Here's an analysis of what can and cannot be provided:

1. A table of acceptance criteria and the reported device performance

• Cannot be provided: This document identifies the device and its intended use but does not present specific acceptance criteria (e.g., minimum accuracy, precision, or sensitivity/specificity targets) for its performance. It also does not include the results of any performance studies against such criteria.

2. Sample size used for the test set and the data provenance (e.g., country of origin of the data, retrospective or prospective)

• Cannot be provided: The document does not describe any specific test set or clinical study data.

3. Number of experts used to establish the ground truth for the test set and the qualifications of those experts (e.g., radiologist with 10 years of experience)

• Cannot be provided: No test set or ground truth establishment is described.

4. Adjudication method (e.g., 2+1, 3+1, none) for the test set

• Cannot be provided: No adjudication method is mentioned as no test set evaluation is detailed.

5. If a multi-reader multi-case (MRMC) comparative effectiveness study was done, If so, what was the effect size of how much human readers improve with AI vs without AI assistance

• Not applicable / Cannot be provided: This device is a blood flowmeter, not an AI-assisted diagnostic imaging device that involves human readers interpreting cases. Therefore, an MRMC study as described would not be relevant.

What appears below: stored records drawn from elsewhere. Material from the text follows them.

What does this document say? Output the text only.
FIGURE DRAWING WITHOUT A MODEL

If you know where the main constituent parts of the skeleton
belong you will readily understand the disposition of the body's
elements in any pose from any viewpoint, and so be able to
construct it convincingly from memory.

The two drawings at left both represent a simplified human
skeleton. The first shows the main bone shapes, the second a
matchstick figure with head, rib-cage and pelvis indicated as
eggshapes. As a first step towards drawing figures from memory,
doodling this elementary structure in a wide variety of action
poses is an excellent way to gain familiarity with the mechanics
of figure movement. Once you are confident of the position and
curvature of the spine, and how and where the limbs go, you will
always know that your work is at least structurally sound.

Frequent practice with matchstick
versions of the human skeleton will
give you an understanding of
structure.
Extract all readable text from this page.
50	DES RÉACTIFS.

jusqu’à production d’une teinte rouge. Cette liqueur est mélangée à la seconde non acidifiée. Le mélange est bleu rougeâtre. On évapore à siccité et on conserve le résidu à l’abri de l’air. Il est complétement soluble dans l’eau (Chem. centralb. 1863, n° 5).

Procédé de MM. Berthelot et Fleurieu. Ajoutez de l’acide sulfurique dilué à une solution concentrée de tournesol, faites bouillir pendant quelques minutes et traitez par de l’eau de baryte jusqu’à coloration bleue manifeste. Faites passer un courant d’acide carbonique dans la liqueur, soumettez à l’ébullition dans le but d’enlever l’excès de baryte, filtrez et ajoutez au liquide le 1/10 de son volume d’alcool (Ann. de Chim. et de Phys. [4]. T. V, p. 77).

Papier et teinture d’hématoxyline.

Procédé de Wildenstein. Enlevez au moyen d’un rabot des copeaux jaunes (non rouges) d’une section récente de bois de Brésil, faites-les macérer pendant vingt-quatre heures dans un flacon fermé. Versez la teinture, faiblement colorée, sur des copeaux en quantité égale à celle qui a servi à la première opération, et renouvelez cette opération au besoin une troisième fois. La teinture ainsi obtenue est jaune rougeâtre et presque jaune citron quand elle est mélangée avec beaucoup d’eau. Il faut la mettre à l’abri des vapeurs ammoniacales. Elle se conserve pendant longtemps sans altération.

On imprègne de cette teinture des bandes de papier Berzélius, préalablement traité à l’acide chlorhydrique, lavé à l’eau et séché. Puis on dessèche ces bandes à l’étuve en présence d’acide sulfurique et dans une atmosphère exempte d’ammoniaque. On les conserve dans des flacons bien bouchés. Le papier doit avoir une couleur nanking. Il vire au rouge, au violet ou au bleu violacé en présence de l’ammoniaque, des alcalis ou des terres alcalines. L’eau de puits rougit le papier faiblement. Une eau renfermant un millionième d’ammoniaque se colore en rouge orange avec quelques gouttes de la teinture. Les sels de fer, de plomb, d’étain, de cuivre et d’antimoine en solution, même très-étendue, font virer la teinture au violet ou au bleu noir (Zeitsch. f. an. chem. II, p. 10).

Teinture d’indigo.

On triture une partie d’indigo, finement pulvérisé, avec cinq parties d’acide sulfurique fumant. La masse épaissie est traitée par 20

6. If a standalone (i.e., algorithm only without human-in-the-loop performance) was done

• Cannot be provided: This document does not describe any standalone performance studies. The device itself is a blood flowmeter for intraoperative use.

7. The type of ground truth used (expert consensus, pathology, outcomes data, etc.)

• Cannot be provided: No specific ground truth methodology is mentioned as no performance study is detailed.

8. The sample size for the training set

• Cannot be provided: This document does not describe a training set, as it is a 510(k) for a medical device (blood flowmeter), not an AI/machine learning algorithm that typically requires a training set.

9. How the ground truth for the training set was established

• Cannot be provided: As there's no mention of a training set, there's no information on how its ground truth might have been established.

Summary regarding the provided text:

The provided document is a 510(k) premarket notification, which primarily focuses on demonstrating substantial equivalence to a predicate device. It defines the device, its intended use, and its technological characteristics. It does not include the detailed technical performance studies, acceptance criteria, or clinical trial data that would contain the information requested in the prompt. Such detailed performance data is typically found in accompanying technical documentation, internal reports, or other sections of a more comprehensive regulatory submission, but not in this summary form.